Don't Use Metropolis

Just wrote a new short post on why you should not use the Metropolis sampler. I compare a model sampled with the No U-Turn sampler to the same model sampled with Metropolis, and show how you might notice the sampler did a bad job.

https://colindcarroll.com/2018/01/01/bad-traces-or-dont-use-metropolis/

4 Likes

Great post, a couple of comments below. So I’m not an expert, but IIRC I think everyone agrees that NUTS, HMC > Metropolis, at least in the case of continuous variables. To me, some important followup questions are: 1. what about discrete and/or mixed models? 2. How much better is NUTS vs HMC?

Yep, I think those are more interesting questions. I see a lot of questions in issues and on stack overflow where users manually assign Metropolis as a step method, and this was mostly to point at as evidence that you should not do that unless you have a great reason to do so. One of my favorite textbook series are the “Counterexamples in X”, and this was an attempt to make a concrete example of where Metropolis fails.

I think your two questions would be particularly interesting if you could find examples that were surprising:

  1. PyMC3 automatically will use NUTS for anything continuous, and Metropolis for discrete, and I do not know any situation where using Metropolis for all the variables would do better.

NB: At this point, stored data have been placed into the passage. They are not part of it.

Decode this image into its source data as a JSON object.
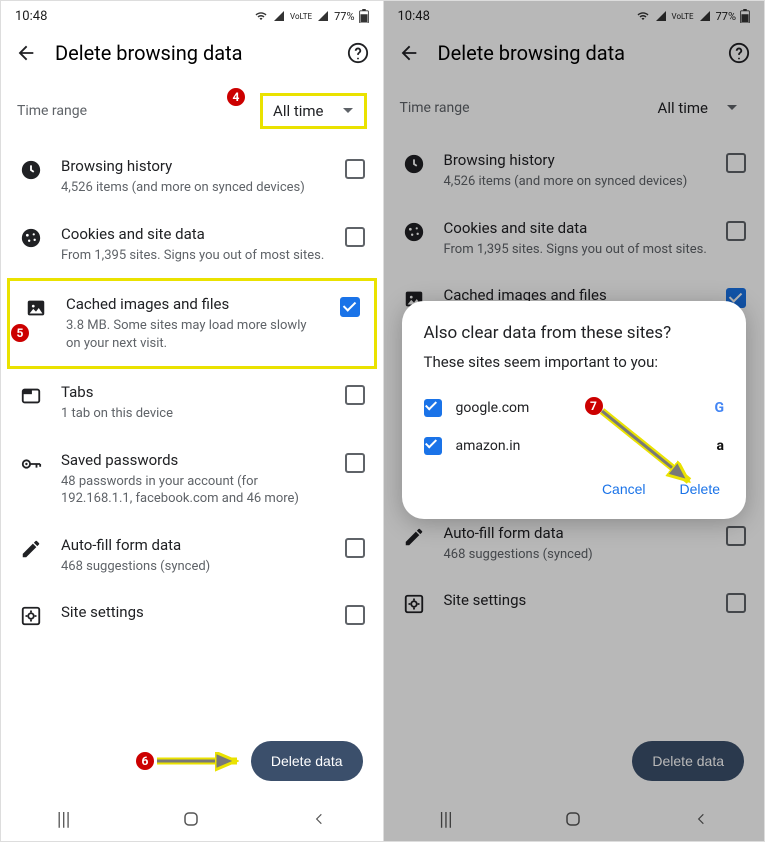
{
  "status": {
    "time": "10:48",
    "battery": "77%",
    "net": "VoLTE"
  },
  "header": {
    "title": "Delete browsing data"
  },
  "time_range": {
    "label": "Time range",
    "value": "All time"
  },
  "items": [
    {
      "title": "Browsing history",
      "sub": "4,526 items (and more on synced devices)",
      "icon": "clock"
    },
    {
      "title": "Cookies and site data",
      "sub": "From 1,395 sites. Signs you out of most sites.",
      "icon": "cookie"
    },
    {
      "title": "Cached images and files",
      "sub": "3.8 MB. Some sites may load more slowly on your next visit.",
      "icon": "image"
    },
    {
      "title": "Tabs",
      "sub": "1 tab on this device",
      "icon": "tab"
    },
    {
      "title": "Saved passwords",
      "sub": "48 passwords in your account (for 192.168.1.1, facebook.com and 46 more)",
      "icon": "key"
    },
    {
      "title": "Auto-fill form data",
      "sub": "468 suggestions (synced)",
      "icon": "pencil"
    },
    {
      "title": "Site settings",
      "sub": "",
      "icon": "settings-app"
    }
  ],
  "delete_btn": "Delete data",
  "dialog": {
    "line1": "Also clear data from these sites?",
    "line2": "These sites seem important to you:",
    "sites": [
      {
        "name": "google.com",
        "fav": "G",
        "fav_color": "#4285F4"
      },
      {
        "name": "amazon.in",
        "fav": "a",
        "fav_color": "#111"
      }
    ],
    "cancel": "Cancel",
    "delete": "Delete"
  },
  "steps": {
    "s4": "4",
    "s5": "5",
    "s6": "6",
    "s7": "7"
  }
}
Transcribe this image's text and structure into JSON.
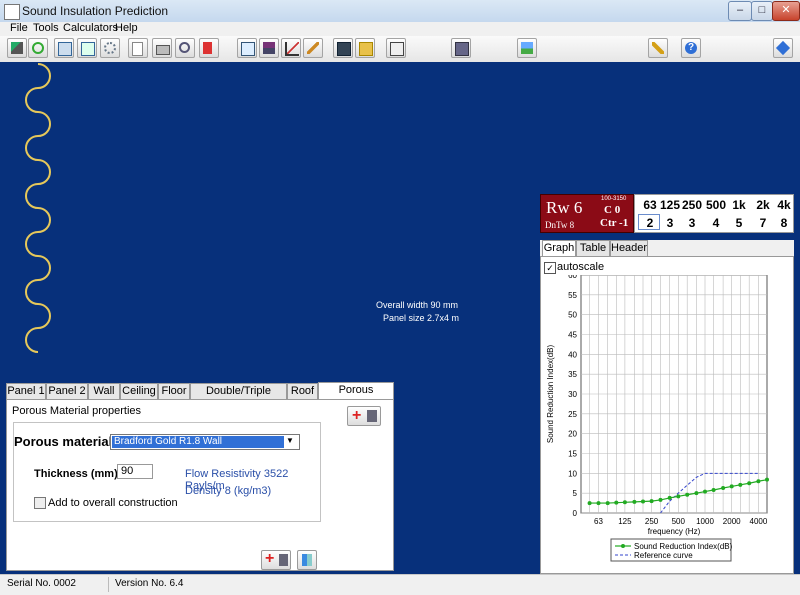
{
  "window": {
    "title": "Sound Insulation Prediction"
  },
  "menu": [
    "File",
    "Tools",
    "Calculators",
    "Help"
  ],
  "toolbar_icons": [
    "pointer-icon",
    "refresh-icon",
    "graph1-icon",
    "graph2-icon",
    "settings-icon",
    "new-doc-icon",
    "print-icon",
    "preview-icon",
    "pdf-icon",
    "copy-icon",
    "layers-icon",
    "chart-icon",
    "edit-icon",
    "save-icon",
    "open-icon",
    "box-icon",
    "calculator-icon",
    "picture-icon",
    "key-icon",
    "help-icon",
    "info-icon"
  ],
  "canvas": {
    "overall_width": "Overall width 90 mm",
    "panel_size": "Panel size 2.7x4 m"
  },
  "rating": {
    "rw": "Rw 6",
    "c": "C 0",
    "ctr": "Ctr -1",
    "range": "100-3150",
    "dntw": "DnTw 8"
  },
  "octave": {
    "freqs": [
      "63",
      "125",
      "250",
      "500",
      "1k",
      "2k",
      "4k"
    ],
    "values": [
      "2",
      "3",
      "3",
      "4",
      "5",
      "7",
      "8"
    ]
  },
  "graph_tabs": [
    "Graph",
    "Table",
    "Header"
  ],
  "graph": {
    "autoscale_label": "autoscale",
    "autoscale_checked": true
  },
  "chart_data": {
    "type": "line",
    "xlabel": "frequency (Hz)",
    "ylabel": "Sound Reduction Index(dB)",
    "ylim": [
      0,
      60
    ],
    "yticks": [
      0,
      5,
      10,
      15,
      20,
      25,
      30,
      35,
      40,
      45,
      50,
      55,
      60
    ],
    "xtick_labels": [
      "63",
      "125",
      "250",
      "500",
      "1000",
      "2000",
      "4000"
    ],
    "x": [
      50,
      63,
      80,
      100,
      125,
      160,
      200,
      250,
      315,
      400,
      500,
      630,
      800,
      1000,
      1250,
      1600,
      2000,
      2500,
      3150,
      4000,
      5000
    ],
    "series": [
      {
        "name": "Sound Reduction Index(dB)",
        "color": "#22aa22",
        "values": [
          2.5,
          2.5,
          2.5,
          2.6,
          2.7,
          2.8,
          2.9,
          3.0,
          3.3,
          3.8,
          4.2,
          4.6,
          5.0,
          5.4,
          5.8,
          6.3,
          6.7,
          7.1,
          7.5,
          8.0,
          8.4
        ]
      },
      {
        "name": "Reference curve",
        "color": "#3344cc",
        "dashed": true,
        "x": [
          315,
          400,
          500,
          630,
          800,
          1000,
          1250,
          1600,
          2000,
          2500,
          3150,
          4000
        ],
        "values": [
          0,
          3,
          5,
          7,
          9,
          10,
          10,
          10,
          10,
          10,
          10,
          10
        ]
      }
    ],
    "legend": "bottom"
  },
  "panel_tabs": [
    "Panel 1",
    "Panel 2",
    "Wall",
    "Ceiling",
    "Floor",
    "Double/Triple Glazing",
    "Roof",
    "Porous Material"
  ],
  "porous": {
    "section_title": "Porous Material properties",
    "material_label": "Porous material",
    "material_value": "Bradford Gold R1.8 Wall",
    "thickness_label": "Thickness (mm)",
    "thickness_value": "90",
    "flow_resistivity": "Flow Resistivity  3522 Rayls/m",
    "density": "Density  8 (kg/m3)",
    "add_label": "Add to overall construction"
  },
  "status": {
    "serial": "Serial No. 0002",
    "version": "Version No. 6.4"
  }
}
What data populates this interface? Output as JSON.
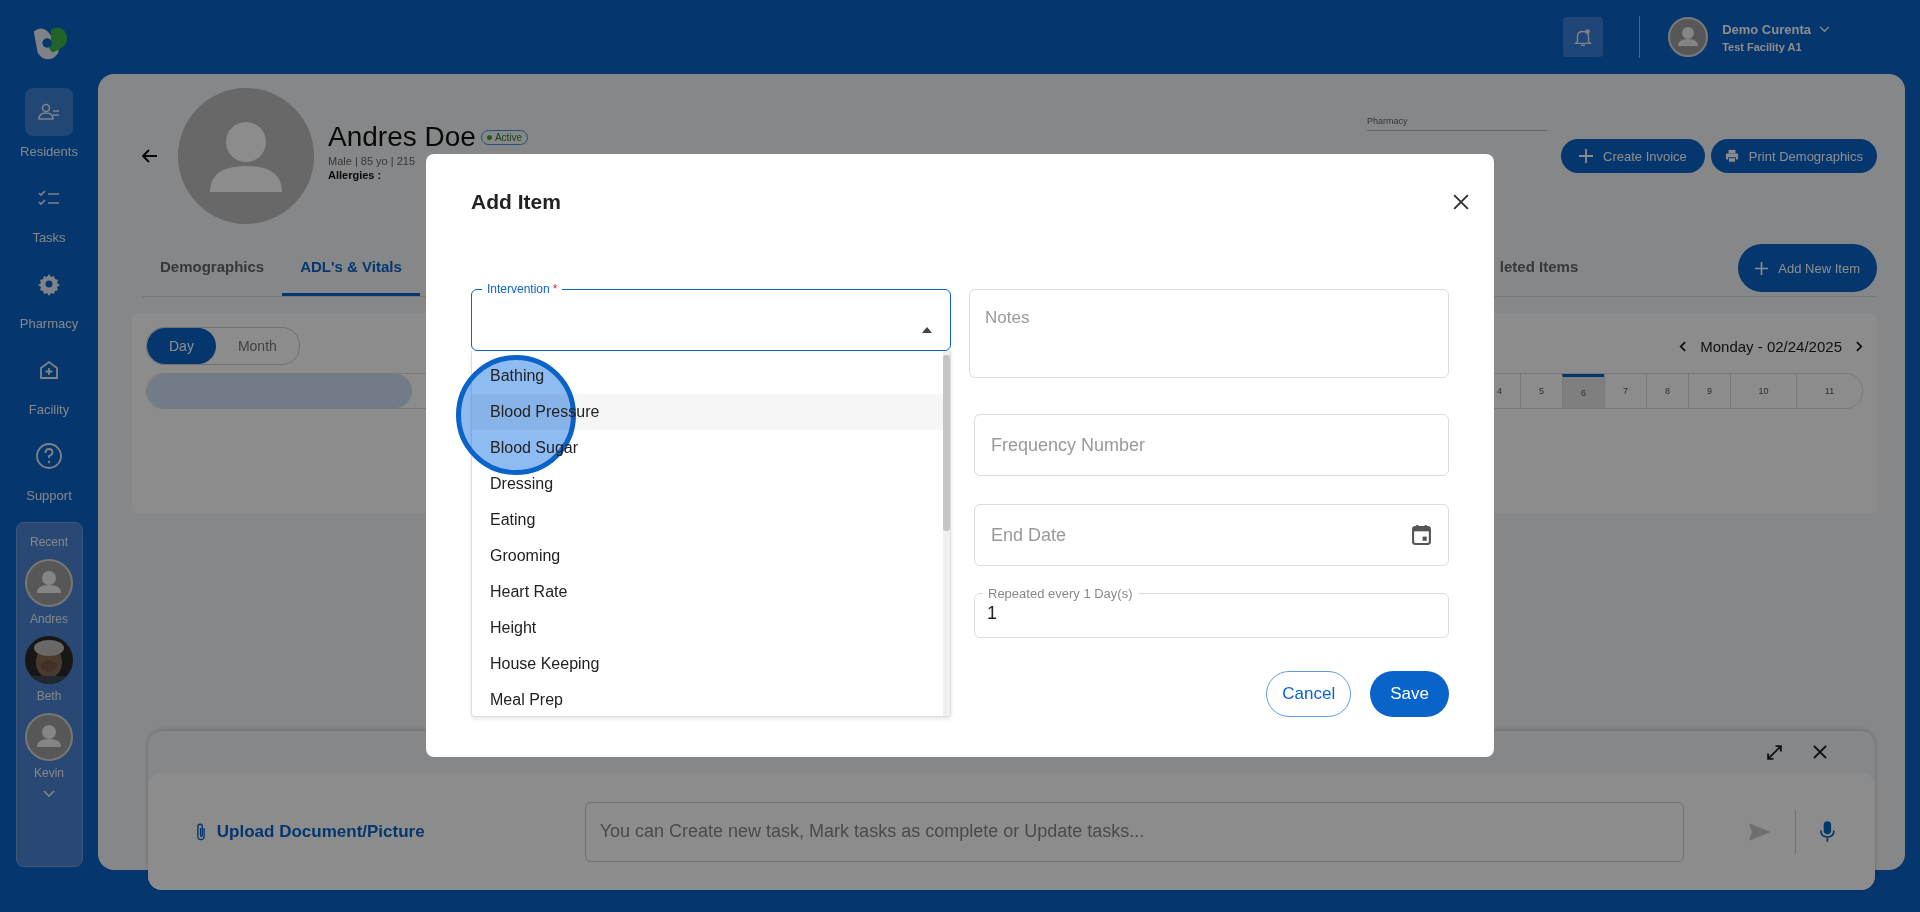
{
  "sidebar": {
    "nav": [
      {
        "label": "Residents",
        "kind": "residents",
        "selected": true
      },
      {
        "label": "Tasks",
        "kind": "tasks",
        "selected": false
      },
      {
        "label": "Pharmacy",
        "kind": "pharmacy",
        "selected": false
      },
      {
        "label": "Facility",
        "kind": "facility",
        "selected": false
      },
      {
        "label": "Support",
        "kind": "support",
        "selected": false
      }
    ],
    "recent": {
      "title": "Recent",
      "people": [
        {
          "name": "Andres",
          "kind": "avatar"
        },
        {
          "name": "Beth",
          "kind": "picture"
        },
        {
          "name": "Kevin",
          "kind": "avatar"
        }
      ]
    }
  },
  "header": {
    "user_name": "Demo Curenta",
    "facility": "Test Facility A1"
  },
  "resident": {
    "name": "Andres Doe",
    "status": "Active",
    "details": "Male | 85 yo | 215",
    "allergies": "Allergies :"
  },
  "pharmacy_label": "Pharmacy",
  "actions": [
    {
      "label": "Create Invoice",
      "kind": "plus"
    },
    {
      "label": "Print Demographics",
      "kind": "print"
    }
  ],
  "tabs": [
    {
      "label": "Demographics",
      "selected": false
    },
    {
      "label": "ADL's & Vitals",
      "selected": true
    },
    {
      "label": "leted Items",
      "selected": false
    }
  ],
  "add_button": "Add New Item",
  "view_toggle": [
    {
      "label": "Day",
      "selected": true
    },
    {
      "label": "Month",
      "selected": false
    }
  ],
  "date": "Monday - 02/24/2025",
  "days": [
    {
      "label": "4",
      "selected": false
    },
    {
      "label": "5",
      "selected": false
    },
    {
      "label": "6",
      "selected": true
    },
    {
      "label": "7",
      "selected": false
    },
    {
      "label": "8",
      "selected": false
    },
    {
      "label": "9",
      "selected": false
    },
    {
      "label": "10",
      "selected": false
    },
    {
      "label": "11",
      "selected": false
    }
  ],
  "modal": {
    "title": "Add Item",
    "intervention": {
      "label": "Intervention",
      "required_mark": "*",
      "expanded": true,
      "options": [
        {
          "label": "Bathing",
          "selected": false
        },
        {
          "label": "Blood Pressure",
          "selected": true
        },
        {
          "label": "Blood Sugar",
          "selected": false
        },
        {
          "label": "Dressing",
          "selected": false
        },
        {
          "label": "Eating",
          "selected": false
        },
        {
          "label": "Grooming",
          "selected": false
        },
        {
          "label": "Heart Rate",
          "selected": false
        },
        {
          "label": "Height",
          "selected": false
        },
        {
          "label": "House Keeping",
          "selected": false
        },
        {
          "label": "Meal Prep",
          "selected": false
        }
      ]
    },
    "notes": {
      "placeholder": "Notes"
    },
    "frequency": {
      "placeholder": "Frequency Number"
    },
    "end_date": {
      "placeholder": "End Date"
    },
    "repeat": {
      "label": "Repeated every 1 Day(s)",
      "value": "1"
    },
    "buttons": [
      {
        "label": "Cancel",
        "kind": "secondary"
      },
      {
        "label": "Save",
        "kind": "primary"
      }
    ]
  },
  "chat": {
    "upload": "Upload Document/Picture",
    "placeholder": "You can Create new task, Mark tasks as complete or Update tasks..."
  }
}
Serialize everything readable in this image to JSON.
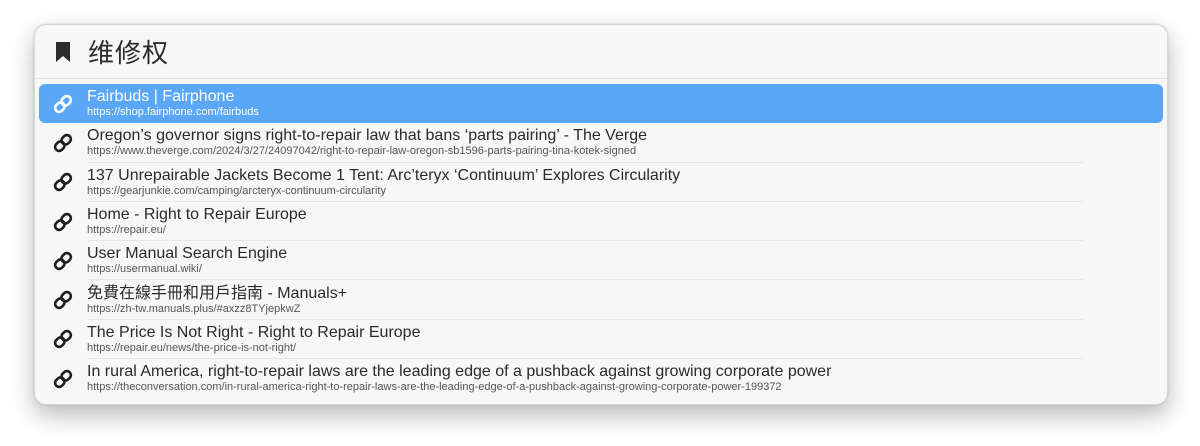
{
  "header": {
    "title": "维修权",
    "icon": "bookmark-icon"
  },
  "items": [
    {
      "title": "Fairbuds | Fairphone",
      "url": "https://shop.fairphone.com/fairbuds",
      "selected": true,
      "icon": "link-icon"
    },
    {
      "title": "Oregon’s governor signs right-to-repair law that bans ‘parts pairing’ - The Verge",
      "url": "https://www.theverge.com/2024/3/27/24097042/right-to-repair-law-oregon-sb1596-parts-pairing-tina-kotek-signed",
      "icon": "link-icon"
    },
    {
      "title": "137 Unrepairable Jackets Become 1 Tent: Arc’teryx ‘Continuum’ Explores Circularity",
      "url": "https://gearjunkie.com/camping/arcteryx-continuum-circularity",
      "icon": "link-icon"
    },
    {
      "title": "Home - Right to Repair Europe",
      "url": "https://repair.eu/",
      "icon": "link-icon"
    },
    {
      "title": "User Manual Search Engine",
      "url": "https://usermanual.wiki/",
      "icon": "link-icon"
    },
    {
      "title": "免費在線手冊和用戶指南 - Manuals+",
      "url": "https://zh-tw.manuals.plus/#axzz8TYjepkwZ",
      "icon": "link-icon"
    },
    {
      "title": "The Price Is Not Right - Right to Repair Europe",
      "url": "https://repair.eu/news/the-price-is-not-right/",
      "icon": "link-icon"
    },
    {
      "title": "In rural America, right-to-repair laws are the leading edge of a pushback against growing corporate power",
      "url": "https://theconversation.com/in-rural-america-right-to-repair-laws-are-the-leading-edge-of-a-pushback-against-growing-corporate-power-199372",
      "icon": "link-icon"
    }
  ],
  "colors": {
    "selected": "#5aa7f7",
    "panel": "#f7f7f7"
  }
}
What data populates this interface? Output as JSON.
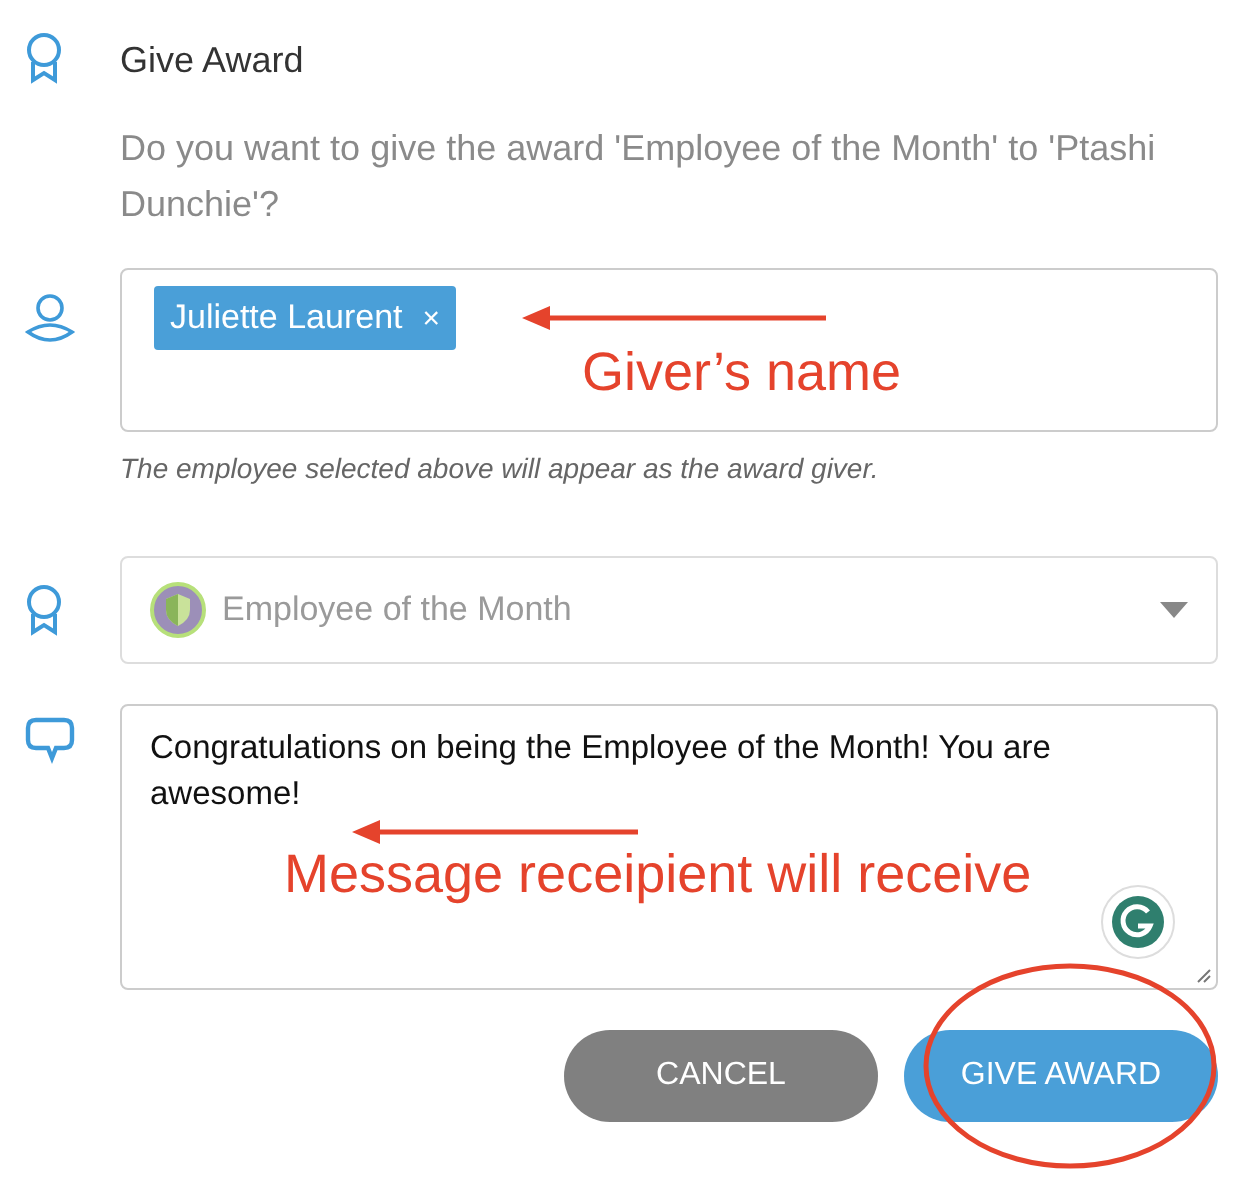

  2. You would only use HMC if you wanted to tune a few extra variables by hand. I would be interested to see a situation in which hand-tuned HMC does better enough to justify the hand tuning.

We might also want to revisit the comparison between hmc and nuts when #2677 is merged. Right now hmc doesn’t have mass matrix adaptation and dual averaging for the step size. From some profiling it looks like in some cases there is noticeable overhead in all the bookkeeping necessary for nuts, and that wouldn’t be a problem for hmc.

Your comment matches my own experience in molecular simulation, where the improved sampling of NUTS-like methods just never seemed to compensate for their greater expense. Of course, the log-likelihoods are quite different, as are the relative costs of likelihood and gradient calculations.

A bit unrelated, but I just tried 3.9 version and noticed that chains look very noisy in model with Metropolis(), exact same model was calculated with pymc3 version 3.8 and chains were much ‘smoother’.